NEW YORK (AP) - Furious protesters hurled bottles and clashed with police Saturday after the funeral for an unarmed black man shot to death by an undercover officer, the latest police shooting to inflame tensions between Mayor Rudolph Giuliani and the minority community.
Police used batons to knock back bottles thrown outside a Brooklyn church as the funeral Mass ended. One officer was seen holding his head, wrapped in a bandage. In all, 23 police were injured, some suffering torn ligaments or broken bones, others had to have shards of glass rinsed from their eyes.
Police said 27 people were arrested on charges ranging from disorderly conduct to inciting a riot during the clash which included the burning of an American flag. They were expected to be arraigned on Sunday. Five civilians were injured, police said, but details of their conditions were not immediately released.

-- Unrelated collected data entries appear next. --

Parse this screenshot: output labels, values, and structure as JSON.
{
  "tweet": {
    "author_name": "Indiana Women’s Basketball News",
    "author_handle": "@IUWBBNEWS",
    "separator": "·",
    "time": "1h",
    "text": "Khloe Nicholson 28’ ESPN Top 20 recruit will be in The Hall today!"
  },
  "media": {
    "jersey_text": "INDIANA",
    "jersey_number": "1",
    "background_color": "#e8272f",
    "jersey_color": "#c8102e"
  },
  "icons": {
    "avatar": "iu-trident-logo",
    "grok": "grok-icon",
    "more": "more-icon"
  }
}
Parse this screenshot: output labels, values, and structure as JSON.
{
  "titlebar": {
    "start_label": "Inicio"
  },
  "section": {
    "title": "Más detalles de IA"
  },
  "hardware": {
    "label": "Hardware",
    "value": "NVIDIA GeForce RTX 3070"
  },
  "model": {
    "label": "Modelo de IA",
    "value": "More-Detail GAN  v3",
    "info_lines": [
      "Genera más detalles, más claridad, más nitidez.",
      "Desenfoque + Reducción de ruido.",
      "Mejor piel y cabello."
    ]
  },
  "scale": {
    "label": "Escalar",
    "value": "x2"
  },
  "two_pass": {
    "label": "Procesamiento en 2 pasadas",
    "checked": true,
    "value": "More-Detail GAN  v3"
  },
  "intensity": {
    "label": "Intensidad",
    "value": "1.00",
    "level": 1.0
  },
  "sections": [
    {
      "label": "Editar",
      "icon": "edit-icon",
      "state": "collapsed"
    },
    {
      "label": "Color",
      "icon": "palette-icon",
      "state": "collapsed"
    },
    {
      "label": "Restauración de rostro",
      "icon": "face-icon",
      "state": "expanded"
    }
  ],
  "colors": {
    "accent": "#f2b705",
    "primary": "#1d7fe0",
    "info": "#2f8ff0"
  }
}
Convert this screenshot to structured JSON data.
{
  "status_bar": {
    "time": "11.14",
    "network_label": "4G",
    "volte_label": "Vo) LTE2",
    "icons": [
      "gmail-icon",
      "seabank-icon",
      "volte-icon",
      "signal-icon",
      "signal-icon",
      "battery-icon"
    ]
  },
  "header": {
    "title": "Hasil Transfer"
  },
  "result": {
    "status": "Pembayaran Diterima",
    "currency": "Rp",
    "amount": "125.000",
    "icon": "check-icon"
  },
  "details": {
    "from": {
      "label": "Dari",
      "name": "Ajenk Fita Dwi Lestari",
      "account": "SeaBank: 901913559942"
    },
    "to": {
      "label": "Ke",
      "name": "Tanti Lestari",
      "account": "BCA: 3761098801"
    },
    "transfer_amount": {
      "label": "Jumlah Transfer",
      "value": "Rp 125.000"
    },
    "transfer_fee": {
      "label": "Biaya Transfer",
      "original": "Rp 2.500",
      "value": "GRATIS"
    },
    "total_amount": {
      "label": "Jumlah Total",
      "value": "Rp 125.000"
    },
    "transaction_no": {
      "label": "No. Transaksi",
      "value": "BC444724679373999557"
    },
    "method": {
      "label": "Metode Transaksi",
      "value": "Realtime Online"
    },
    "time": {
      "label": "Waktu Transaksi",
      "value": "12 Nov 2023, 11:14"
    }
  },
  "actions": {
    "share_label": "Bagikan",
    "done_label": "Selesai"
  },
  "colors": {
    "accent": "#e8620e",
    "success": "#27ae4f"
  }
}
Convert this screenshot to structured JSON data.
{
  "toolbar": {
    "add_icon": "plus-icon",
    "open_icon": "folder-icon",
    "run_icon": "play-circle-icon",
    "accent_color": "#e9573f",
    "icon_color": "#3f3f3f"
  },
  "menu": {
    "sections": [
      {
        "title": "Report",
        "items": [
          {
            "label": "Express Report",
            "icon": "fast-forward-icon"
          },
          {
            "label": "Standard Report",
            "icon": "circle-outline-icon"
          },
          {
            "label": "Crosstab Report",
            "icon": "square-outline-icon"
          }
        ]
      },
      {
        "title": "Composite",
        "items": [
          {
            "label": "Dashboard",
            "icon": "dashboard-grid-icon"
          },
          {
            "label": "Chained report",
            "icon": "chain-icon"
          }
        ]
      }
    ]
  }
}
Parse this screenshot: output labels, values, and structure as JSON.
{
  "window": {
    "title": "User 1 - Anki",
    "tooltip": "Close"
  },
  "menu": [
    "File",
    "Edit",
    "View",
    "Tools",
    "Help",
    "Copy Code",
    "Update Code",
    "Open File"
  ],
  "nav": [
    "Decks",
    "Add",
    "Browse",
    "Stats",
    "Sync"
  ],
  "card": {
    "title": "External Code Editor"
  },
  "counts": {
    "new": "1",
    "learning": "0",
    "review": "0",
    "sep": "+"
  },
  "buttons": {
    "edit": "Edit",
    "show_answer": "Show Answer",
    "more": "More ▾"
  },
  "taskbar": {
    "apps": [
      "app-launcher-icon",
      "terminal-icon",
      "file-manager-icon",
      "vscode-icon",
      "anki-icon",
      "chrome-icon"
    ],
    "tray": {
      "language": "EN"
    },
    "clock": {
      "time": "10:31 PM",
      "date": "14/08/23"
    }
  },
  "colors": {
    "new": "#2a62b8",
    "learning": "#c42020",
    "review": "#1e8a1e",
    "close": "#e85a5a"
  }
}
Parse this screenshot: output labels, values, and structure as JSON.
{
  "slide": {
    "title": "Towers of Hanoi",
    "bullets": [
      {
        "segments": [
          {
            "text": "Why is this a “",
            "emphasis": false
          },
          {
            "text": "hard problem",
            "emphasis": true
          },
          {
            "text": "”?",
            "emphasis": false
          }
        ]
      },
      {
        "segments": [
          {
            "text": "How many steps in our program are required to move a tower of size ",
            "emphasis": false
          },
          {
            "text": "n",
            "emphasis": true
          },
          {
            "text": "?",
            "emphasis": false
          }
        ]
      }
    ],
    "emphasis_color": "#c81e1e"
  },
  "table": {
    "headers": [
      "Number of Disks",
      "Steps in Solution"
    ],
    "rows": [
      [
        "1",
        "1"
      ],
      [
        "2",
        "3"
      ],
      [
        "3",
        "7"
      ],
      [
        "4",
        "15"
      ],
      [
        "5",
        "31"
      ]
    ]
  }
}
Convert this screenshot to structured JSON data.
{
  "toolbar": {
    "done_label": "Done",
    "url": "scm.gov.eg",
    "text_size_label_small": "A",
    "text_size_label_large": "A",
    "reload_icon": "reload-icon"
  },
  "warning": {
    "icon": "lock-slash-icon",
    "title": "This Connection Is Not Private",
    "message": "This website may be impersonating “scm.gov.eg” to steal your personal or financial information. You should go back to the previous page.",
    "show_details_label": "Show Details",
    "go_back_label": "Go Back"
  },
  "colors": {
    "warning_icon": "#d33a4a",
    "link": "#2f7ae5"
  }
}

A miles-long procession of more than 3,000 protesters and mourners led by the Rev. Al Sharpton had followed a hearse carrying the body of 26-year-old Patrick Dorismond from a funeral home to Holy Cross Roman Catholic Church in for the service.
Dorismond's shooting March 16 was the third time in the past 13 months that an unarmed black man has been fatally shot by undercover officers.
Giuliani has been criticized for releasing information from Dorismond's police record, including sealed juvenile files, and for not visiting Dorismond's family.
As Dorismond's coffin was carried inside, a few protesters surged forward and snatched the U.S. flag that had draped it, tore it to shreds and then set the pieces on fire.
''It's our blood, it's not cheap. We must let them know this must stop,'' said Michel Eddy, a 26-year-old Haitian immigrant.
With car horns blaring, protesters chanted, knocked down police barricades, and many demanded Giuliani's resignation.
A car driving the wrong way on a nearby street was plastered with banners, including one that read: ''If you shoot one of my children, I shoot five of you,'' and others threatening Giuliani's family.
Another protester walking through the crowded street shouted: ''Rudy, I'll blow you up to kingdom come, cut you with a chain saw, and feed you to the dogs!''
As the two-hour service ended around 2 p.m., a group of unarmed community affairs police and uniformed officers outside the church began having increasing difficulty controlling the crowd. Within half an hour, about 25 officers in riot helmets carrying batons entered the crowd and were met by people throwing bottles and knocking down police barricades. The face-off with hundreds of protesters escalated quickly.
Giuliani issued a statement praising the restraint of officers involved in the confrontation.
''Unfortunately, when you allow demagogues to take over for political and divisive purposes, the American flag gets shredded and burned; steel barricades are hurled and bottles are thrown injuring police officers and civilians,'' he said.
The Dorismond shooting has become a major issue in his campaign for the U.S. Senate against Hillary Clinton. The first lady said last week that the GOP mayor's ''utter failure of leadership'' was a sign that he couldn't be trusted.
Giuliani has maintained that the news media are incapable of covering police shooting cases fairly, so he has a duty to emphasize the police point of view.
The mayhem on the street Saturday contrasted with the message of peace delivered during the funeral.
''We are not here to judge or condemn. We are here to weep with the family,'' the Rev. Rollin Darbouze told about 1,000 mourners at Holy Cross.
Dorismond, a security guard and the son of Haitian singer Andre Dorismond, was shot after an officer conducting a drug sting allegedly asked him if he would sell marijuana. The two scuffled, backup officers arrived and one officer's gun went off, killing Dorismond.
The officer whose gun went off, Anthony Vasquez, issued a statement Saturday, telling the Dorismonds: ''As a father and a son, I can only imagine the depth of your grief. Our prayers are with you.''
The shooting happened just two weeks after another undercover officer fatally shot an unarmed man in the Bronx near where Amadou Diallo was shot and killed in hail of 41 police bullets last year. The four officers in the Diallo case were acquitted last month.
What had started as a quiet family gathering Saturday grew into a loud protest march against police brutality.
Cathy Dumont, 26, a Haitian-born Brooklyn resident, compared Haiti's decades of military rule with America's democracy.
''Mrs. Dorismond took her son out of a military regime and brought him here because she thought it would be better and safer, but Giuliani and the way he's empowered the police have proved her wrong,'' she said.
More than an hour after the disturbance began, the crowd dispersed and unrest spread in random acts of violence in the Flatbush neighborhood where stores pulled down their shutters.